Sunday afternoon, I accompanied my mom, my sisters and my soon-to-be brother-in-law Alex over at Megamall to do our grocery shopping. My mom fancied playing bowling since the day before and that they did as soon as we got inside the building. I wasn’t really in the mood to damage my scoliotic spine by lifting a 10-pound swirly, psychedelic ball repeatedly so I decided to go for a much needed aero exercise by walking over to Robinson’s Galleria.

I don’t really know if it’s just me being very picky or if it were the goods inside the different stores that was just not to my liking. I’ve explored every nook and cranny of the entire mall for items to buy but I wasn’t able to find much. I was able to buy just one piece of clothing – a Victorian inspired lace top from Ensembles in a hard-to-find pale orange hue.

I got back to Megamall just in time for me to catch my mom and my sister Angelee heading to the grocery in Building B. Alex and Louise, meanwhile, busied themselves by browsing through the dvd players for Alex’s car. My sister’s going to give it to him as a thank you gift for buying her her camera when they were recently in Singapore for a brief holiday.

I wasn’t expecting to go out of the house yesterday (which is Monday) as I was planning to clean my room and put away the laundry that my mom has asked me to do. I was mystified when I heard my phone ringing. Secretly I was wishing “please let it not be my boss!” I walked over to where it was and I saw Odie’s name flashing on the screen. Whew! He was asking where I was and to which I replied with “at home in my parents’ house in Marikina.”

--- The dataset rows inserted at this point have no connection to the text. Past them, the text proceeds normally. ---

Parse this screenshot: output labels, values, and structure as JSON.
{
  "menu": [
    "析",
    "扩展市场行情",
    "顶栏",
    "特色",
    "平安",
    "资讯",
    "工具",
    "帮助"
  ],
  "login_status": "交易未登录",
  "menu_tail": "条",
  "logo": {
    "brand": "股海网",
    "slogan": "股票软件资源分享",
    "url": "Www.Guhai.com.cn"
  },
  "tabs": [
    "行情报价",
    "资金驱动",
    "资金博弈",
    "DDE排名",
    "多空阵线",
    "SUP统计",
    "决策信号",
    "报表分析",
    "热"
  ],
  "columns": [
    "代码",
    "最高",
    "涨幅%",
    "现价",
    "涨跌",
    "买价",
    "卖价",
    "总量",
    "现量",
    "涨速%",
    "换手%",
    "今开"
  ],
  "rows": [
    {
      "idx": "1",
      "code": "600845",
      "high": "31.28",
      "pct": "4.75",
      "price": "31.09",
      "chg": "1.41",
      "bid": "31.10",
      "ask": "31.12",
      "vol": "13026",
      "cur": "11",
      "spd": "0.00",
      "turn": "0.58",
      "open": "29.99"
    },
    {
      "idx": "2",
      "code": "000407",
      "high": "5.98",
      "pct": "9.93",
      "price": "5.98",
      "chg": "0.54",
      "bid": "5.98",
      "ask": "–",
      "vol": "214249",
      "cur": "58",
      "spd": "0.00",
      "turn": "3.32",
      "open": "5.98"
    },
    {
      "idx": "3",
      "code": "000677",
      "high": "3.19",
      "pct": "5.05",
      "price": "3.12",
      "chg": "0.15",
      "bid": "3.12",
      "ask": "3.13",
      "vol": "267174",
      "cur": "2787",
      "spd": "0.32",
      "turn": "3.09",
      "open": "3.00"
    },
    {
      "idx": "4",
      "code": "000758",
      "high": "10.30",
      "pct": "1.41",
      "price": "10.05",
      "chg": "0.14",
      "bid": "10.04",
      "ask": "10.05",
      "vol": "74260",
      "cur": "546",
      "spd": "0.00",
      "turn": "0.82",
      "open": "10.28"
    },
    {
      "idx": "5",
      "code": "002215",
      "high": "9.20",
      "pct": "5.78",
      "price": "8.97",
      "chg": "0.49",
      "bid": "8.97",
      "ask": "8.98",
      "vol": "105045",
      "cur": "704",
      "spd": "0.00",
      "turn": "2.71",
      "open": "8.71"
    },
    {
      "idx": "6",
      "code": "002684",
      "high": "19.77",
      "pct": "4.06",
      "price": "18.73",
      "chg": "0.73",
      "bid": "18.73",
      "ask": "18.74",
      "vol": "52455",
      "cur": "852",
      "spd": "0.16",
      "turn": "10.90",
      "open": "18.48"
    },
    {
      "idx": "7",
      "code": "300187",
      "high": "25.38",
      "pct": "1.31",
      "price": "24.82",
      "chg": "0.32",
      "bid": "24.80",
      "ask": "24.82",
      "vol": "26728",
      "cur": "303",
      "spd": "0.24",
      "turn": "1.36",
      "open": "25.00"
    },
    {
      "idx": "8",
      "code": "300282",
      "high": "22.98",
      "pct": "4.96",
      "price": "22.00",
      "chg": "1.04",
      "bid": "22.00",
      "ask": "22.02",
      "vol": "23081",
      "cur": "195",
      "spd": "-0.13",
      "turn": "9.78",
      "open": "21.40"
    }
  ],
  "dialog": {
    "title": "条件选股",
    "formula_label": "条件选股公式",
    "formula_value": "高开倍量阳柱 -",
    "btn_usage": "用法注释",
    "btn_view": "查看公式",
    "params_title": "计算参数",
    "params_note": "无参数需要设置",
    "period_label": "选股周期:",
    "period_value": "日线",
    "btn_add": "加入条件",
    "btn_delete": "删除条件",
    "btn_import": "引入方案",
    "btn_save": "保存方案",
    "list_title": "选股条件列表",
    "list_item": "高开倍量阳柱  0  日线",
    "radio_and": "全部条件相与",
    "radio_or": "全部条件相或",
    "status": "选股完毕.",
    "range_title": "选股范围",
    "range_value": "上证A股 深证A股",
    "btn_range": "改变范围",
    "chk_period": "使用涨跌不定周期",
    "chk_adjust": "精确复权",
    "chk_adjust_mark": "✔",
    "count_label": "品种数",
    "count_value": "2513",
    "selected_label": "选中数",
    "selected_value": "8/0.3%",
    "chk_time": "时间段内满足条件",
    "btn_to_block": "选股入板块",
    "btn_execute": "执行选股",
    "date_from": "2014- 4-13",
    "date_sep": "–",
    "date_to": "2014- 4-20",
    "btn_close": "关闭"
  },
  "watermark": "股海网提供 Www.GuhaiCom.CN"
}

He was asking if we could meet somewhere and that only means one thing – ‘tis a booty call. I volunteered to meet him in Makati but Odie, being considerate that he is asked if there’s a place where we could meet that is a closer to my location. The nearest place that I could suggest was Sta. Lucia East Grand Mall and I was relieved to find out that he knows where that is. He inquired on how long it would take me to get there and I gave him the answer of 30 minutes which is a half-truth. Yes, it would certainly take me that much time to get there but he would have to take into account the 10 minutes it would take me to get a bath. Odie ended the conversation by saying that he’d just call me when he gets there.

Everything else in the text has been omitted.